How to Safely Plant Foxglove 

For years I’ve lobbied for a bed of foxglove here at the farm. My husband, like so many gardeners, was convinced of the danger inherent in this beautiful flower and has vetoed it every year. This year, I thought I would take a different approach. I decided to do some research on the history of the plant, hoping that knowing more about it would make my husband more comfortable. Now, I’ve just got to lure him into reading my blog …

The latin name for the common foxglove is Digitalis purpurea. It’s a biennial and a fairly successful self-seeder as long as it’s planted in the right location. It likes a partly sunny to shady spot in acidic soil. Here in Ohio, we’re just inside its preferred climate, hardiness zone of 5 to 8. Unfortunately, to get it to grow, we need to amend the soil to encourage acidity. I have friends in the coffee-roasting industry that might be able to help me with that!

Everything about foxglove is striking, but the flower is most noticeable and most likely its namesake. The name points to how this plant became controversial for the first time. When it was originally categorized, the “folk” already had a long history of using the plant and the common names included fox’s gliew, little folk’s glove, witches bell, floppy dock and fingerhut. It had quite an association with fairies and the occult, which set it in opposition to the modern medical therapies of the time—so much so that botanist John Gerard called it useless in his 1597 herbal and anyone who made claims of its health benefits was quickly dismissed as uneducated and backwards.

An English botanist named Will Withering, while doing research on the plant in 1741, rebelled against the scientific community when he came across someone who had used foxglove to cure a common ailment of the day: dropsy. Withering met a man who had survived the disease (known today as edema), which was a sure death sentence at the time. While enduring the jeers and disrespect of the medical community, he dove into 10 years of clinical study on the plant. Eventually, he came to prove its efficacy. As his reward he was appointed to Birmingham General Hospital in England by none other than the grandfather of Charles Darwin.
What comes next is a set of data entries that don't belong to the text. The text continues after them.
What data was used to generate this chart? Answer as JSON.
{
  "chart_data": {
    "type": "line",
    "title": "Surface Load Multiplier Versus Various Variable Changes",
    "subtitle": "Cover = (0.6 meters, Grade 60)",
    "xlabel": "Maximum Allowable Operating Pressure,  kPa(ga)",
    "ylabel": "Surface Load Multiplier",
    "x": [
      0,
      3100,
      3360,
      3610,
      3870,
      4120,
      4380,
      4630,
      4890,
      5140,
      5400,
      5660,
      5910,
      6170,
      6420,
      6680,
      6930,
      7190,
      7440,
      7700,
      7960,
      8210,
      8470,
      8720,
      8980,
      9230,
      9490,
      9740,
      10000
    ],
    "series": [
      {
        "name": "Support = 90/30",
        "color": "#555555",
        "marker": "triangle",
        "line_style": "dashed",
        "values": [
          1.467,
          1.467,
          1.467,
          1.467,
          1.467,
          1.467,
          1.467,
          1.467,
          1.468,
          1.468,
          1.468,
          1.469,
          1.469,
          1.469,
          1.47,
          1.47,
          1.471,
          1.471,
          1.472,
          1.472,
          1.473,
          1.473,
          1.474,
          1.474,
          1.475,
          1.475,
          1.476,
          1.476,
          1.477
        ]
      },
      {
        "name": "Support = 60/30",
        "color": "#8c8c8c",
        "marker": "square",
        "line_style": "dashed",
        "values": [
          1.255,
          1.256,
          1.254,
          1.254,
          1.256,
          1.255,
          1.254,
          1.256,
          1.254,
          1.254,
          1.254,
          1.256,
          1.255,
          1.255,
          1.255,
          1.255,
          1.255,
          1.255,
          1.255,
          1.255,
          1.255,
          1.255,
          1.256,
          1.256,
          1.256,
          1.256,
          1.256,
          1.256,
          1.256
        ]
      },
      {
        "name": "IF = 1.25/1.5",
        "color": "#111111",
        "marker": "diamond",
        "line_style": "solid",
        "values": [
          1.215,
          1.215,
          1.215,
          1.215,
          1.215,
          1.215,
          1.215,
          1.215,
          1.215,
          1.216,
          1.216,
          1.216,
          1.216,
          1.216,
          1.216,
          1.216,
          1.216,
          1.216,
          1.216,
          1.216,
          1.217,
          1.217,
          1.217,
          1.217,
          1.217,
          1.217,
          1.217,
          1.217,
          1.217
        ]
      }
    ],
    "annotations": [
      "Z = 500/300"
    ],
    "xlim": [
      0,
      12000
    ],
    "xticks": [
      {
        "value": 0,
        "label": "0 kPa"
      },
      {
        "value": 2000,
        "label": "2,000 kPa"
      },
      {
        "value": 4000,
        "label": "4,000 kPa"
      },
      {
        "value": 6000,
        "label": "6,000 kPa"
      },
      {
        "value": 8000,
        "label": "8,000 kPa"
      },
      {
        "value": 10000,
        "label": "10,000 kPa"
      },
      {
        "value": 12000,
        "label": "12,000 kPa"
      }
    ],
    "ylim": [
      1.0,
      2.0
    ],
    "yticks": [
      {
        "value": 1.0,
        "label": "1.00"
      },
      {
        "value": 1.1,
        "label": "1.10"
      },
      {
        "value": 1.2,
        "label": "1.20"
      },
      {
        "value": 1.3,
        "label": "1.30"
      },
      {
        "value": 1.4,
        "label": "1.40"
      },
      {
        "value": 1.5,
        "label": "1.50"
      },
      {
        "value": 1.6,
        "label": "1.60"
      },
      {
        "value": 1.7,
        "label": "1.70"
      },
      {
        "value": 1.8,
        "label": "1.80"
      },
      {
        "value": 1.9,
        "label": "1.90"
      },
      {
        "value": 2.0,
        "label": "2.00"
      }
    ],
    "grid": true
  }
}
The toxicity of foxglove is in the dosage. It is highly dangerous to eat the plant. Very few herbalists use it as medicine these days, as one must be highly trained to understand the correct dose. Instead, the medicinal compound found in foxglove is isolated and used in the drug industry, where its concentration can be exact. Death from eating foxglove leaves is rare, but this is just because the side effects of eating too much tends to stop you from eating anymore. Eating any amount of any part of the plant can make you seriously ill. The heart tonic, when in drug form, is used for arrhythmias and congestive heart failure.

If you would like to grow foxglove, plant it out of reach of small children. The history of this plant is fascinating, but no one should try to use it for a heart condition without the supervision of a highly trained and experienced herbalist and consultation with their doctor.

I plan to grow mine in a gated pasture and be really clear with my children that the foxglove is not one of the safe snacking plants on the property. I can’t wait for my first foxglove bouquet! It’s said that the addition of foxglove will keep the other flowers in your arrangement fresher, longer. A beautiful flower with benefits—how can I resist?